Agriculture is a key sector for both countries and has become a main source of foreign exchange revenues in recent years – especially for Ukraine. The band of “chernozem”, or black earth, runs through their southern regions that are home to some of most fertile fields in the world. And both countries have invested heavily in the sector.
Ukraine’s Ministry of Agriculture reported that with a few months of the current agricultural marketing year still to go, the country is on course to match last year’s bumper harvest of 70mn tonnes and has already exported 44.4mn tonnes of grain from total export forecasts for this year of 50.4mn tonnes.
That means Ukraine has already exported more grain this year than Russia exported in all of last year. Russia has been the biggest exporter of grain for the last three years in a row thanks to a record set of harvests and crescendoed in 2017 when it produced an all time high harvest of 135mn tonnes – even beating out all Soviet-era records.
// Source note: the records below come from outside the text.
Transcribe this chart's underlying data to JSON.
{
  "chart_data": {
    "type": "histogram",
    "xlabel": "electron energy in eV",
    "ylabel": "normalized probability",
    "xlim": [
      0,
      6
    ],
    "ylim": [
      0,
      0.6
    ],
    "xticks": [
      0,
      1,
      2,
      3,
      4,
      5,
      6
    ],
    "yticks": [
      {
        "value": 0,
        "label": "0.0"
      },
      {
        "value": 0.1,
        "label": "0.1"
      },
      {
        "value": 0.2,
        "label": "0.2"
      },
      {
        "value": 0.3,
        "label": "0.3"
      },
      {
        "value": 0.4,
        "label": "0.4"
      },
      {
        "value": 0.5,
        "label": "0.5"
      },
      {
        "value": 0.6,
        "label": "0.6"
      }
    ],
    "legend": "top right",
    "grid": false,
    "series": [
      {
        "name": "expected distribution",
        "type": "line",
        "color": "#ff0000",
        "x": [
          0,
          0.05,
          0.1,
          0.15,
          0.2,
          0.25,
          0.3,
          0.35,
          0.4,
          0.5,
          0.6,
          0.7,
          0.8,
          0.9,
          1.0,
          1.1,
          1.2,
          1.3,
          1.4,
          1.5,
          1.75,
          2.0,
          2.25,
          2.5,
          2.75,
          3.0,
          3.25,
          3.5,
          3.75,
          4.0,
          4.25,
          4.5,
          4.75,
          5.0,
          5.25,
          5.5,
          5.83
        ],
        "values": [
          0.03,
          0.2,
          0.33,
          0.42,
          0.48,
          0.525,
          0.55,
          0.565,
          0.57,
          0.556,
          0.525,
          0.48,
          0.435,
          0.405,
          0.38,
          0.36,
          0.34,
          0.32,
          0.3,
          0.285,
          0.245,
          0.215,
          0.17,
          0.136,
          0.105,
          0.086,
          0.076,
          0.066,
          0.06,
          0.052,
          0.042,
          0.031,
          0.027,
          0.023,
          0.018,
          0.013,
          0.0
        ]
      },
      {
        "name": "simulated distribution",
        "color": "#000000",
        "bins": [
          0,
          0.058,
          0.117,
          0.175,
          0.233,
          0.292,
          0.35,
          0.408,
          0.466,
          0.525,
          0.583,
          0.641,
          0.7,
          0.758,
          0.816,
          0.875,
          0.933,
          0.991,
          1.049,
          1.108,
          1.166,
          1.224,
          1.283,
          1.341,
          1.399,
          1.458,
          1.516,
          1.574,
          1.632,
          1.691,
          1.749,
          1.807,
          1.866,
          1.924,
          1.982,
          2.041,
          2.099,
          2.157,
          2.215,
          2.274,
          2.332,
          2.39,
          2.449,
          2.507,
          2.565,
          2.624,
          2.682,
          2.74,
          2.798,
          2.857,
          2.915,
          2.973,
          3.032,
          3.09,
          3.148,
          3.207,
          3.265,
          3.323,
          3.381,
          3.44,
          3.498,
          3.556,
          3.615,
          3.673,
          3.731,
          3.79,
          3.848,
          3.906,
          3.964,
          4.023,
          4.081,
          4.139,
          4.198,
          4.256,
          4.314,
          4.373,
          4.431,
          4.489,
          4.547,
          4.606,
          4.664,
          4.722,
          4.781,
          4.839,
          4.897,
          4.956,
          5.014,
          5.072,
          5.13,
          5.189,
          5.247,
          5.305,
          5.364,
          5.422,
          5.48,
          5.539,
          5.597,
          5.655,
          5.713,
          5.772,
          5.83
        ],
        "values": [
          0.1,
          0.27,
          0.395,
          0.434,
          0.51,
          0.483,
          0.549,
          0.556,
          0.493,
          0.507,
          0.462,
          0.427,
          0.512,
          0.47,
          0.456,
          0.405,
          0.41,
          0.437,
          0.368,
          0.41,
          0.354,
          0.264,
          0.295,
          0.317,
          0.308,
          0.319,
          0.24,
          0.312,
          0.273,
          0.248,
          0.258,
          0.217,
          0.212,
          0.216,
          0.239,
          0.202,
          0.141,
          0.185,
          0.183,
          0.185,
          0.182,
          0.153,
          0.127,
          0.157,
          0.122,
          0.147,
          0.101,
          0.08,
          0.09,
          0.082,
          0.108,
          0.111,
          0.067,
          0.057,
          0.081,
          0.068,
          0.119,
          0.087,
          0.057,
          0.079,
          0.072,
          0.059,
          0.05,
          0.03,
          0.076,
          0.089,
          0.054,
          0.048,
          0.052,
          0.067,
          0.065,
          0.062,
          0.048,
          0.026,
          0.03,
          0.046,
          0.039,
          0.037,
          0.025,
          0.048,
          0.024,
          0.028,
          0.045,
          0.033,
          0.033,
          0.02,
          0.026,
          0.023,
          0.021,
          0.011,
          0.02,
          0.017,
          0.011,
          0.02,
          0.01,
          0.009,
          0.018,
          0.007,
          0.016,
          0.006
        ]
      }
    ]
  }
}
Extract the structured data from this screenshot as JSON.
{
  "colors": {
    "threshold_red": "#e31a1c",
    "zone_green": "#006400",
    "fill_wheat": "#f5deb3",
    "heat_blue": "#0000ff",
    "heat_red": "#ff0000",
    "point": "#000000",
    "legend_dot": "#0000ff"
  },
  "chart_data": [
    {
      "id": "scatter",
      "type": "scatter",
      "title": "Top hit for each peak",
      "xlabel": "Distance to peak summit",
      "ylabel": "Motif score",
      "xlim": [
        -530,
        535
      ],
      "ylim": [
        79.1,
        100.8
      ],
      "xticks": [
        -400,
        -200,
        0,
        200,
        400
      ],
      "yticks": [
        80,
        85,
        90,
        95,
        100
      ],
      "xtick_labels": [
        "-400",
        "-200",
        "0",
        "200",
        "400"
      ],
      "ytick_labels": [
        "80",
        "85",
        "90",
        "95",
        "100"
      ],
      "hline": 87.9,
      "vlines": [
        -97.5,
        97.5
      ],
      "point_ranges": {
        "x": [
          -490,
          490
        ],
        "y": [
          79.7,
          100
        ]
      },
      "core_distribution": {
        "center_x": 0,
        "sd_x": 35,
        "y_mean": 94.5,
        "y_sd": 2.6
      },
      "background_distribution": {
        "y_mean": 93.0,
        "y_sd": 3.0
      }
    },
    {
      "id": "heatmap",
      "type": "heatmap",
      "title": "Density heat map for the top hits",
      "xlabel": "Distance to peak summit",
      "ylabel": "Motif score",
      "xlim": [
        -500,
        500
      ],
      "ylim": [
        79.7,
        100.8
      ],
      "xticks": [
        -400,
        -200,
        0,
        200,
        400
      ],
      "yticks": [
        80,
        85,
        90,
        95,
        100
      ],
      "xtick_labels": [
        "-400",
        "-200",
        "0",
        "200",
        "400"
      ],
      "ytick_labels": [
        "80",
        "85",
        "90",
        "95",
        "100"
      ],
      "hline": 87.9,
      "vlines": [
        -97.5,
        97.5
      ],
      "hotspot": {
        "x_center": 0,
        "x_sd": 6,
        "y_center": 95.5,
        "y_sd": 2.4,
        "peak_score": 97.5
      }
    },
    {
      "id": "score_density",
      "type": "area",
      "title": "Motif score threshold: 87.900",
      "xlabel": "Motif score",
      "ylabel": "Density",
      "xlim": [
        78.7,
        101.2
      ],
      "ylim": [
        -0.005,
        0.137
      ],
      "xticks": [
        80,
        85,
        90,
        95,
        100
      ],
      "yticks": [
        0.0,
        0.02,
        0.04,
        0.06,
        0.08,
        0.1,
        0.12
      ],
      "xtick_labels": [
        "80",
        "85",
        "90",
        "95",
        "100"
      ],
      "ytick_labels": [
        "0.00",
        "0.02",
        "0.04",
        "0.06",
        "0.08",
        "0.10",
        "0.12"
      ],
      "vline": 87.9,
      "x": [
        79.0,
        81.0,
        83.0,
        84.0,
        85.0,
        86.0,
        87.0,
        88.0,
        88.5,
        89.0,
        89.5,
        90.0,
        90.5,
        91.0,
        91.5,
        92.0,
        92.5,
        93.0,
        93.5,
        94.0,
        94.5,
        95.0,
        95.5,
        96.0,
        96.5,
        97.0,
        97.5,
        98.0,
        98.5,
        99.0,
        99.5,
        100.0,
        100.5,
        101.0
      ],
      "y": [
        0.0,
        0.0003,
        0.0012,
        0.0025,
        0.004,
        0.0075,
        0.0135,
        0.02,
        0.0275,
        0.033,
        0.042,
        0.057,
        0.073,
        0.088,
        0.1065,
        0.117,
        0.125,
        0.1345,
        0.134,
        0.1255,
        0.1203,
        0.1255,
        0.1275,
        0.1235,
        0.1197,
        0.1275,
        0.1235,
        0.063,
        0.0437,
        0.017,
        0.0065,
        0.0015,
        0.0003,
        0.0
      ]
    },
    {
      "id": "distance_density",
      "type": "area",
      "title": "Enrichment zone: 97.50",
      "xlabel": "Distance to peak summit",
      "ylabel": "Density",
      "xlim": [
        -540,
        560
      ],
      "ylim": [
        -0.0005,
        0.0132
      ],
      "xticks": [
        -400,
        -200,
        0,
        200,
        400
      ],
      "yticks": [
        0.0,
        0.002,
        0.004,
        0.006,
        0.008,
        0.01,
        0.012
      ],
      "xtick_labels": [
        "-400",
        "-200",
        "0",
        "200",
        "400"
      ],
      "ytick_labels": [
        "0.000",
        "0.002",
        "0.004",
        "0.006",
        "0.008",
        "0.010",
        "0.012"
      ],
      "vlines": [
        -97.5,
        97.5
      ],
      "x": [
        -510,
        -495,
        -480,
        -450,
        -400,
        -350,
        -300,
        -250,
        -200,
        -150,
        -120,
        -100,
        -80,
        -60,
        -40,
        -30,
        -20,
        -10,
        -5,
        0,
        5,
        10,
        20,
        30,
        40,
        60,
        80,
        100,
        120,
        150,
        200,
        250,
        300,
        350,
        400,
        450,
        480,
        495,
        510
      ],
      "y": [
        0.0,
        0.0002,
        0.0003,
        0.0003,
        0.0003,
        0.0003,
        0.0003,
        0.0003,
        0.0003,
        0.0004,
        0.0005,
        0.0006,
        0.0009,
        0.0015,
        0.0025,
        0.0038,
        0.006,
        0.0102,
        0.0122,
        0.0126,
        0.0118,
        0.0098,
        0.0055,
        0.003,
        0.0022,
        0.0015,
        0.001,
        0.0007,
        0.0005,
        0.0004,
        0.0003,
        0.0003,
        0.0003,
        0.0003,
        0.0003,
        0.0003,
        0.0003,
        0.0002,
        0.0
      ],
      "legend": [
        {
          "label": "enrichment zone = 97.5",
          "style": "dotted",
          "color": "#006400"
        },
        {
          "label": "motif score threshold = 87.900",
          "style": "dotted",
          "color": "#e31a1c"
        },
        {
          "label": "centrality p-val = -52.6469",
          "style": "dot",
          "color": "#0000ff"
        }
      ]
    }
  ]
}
Russia now earns more from its grain exports than it does from selling arms and the state has poured money into farming to boost productivity. The Russian agriculture ministry’s official forecast is for a harvest of 118mn tonnes and exports of between 42mn tonnes and 46mn tonnes.
There is a little confusion over the Russian grain forecast as the US Department of Agriculture (USDA) has a slightly lower forecast of 115mn tonnes, but it doesn't include Russia’s newly acquired farmland in the Crimea.
For Ukraine, grain exports are even more important. While Russia is running a record trade surplus, Ukraine's trade deficit reached $1.5bn in January-March, increasing 13% y/y. In the first quarter of 2019, goods exports advanced 7.4% y/y to $12.3bn. Meanwhile, goods imports rose 7.9% y/y to $13.7bn. However, the pain was eased as the agricultural sector remained the major contributor to export growth. In particular, grain exports surged 52% y/y in the first quarter and finished food product exports picked up 18.3% y/y.
It's going to be a very close run race for the crown. Last year Russia exported a total of 43mn tonnes and will lose the title to Ukraine if both countries hit their top targets. However, independent forecasters say the race is a lot closer. Ukragroconsult.com analyst Sergey Feofilov told bne IntelliNews that he thinks Russia will bring in even more than the official forecast and harvest 49mn, but even though Ukraine will miss its official goal, it will still pip Russia to the post with 49.2mn.
But it doesn't really matter who actually wins the race as both countries are earning some $20bn a year from grain exports at a time when both could do with the money.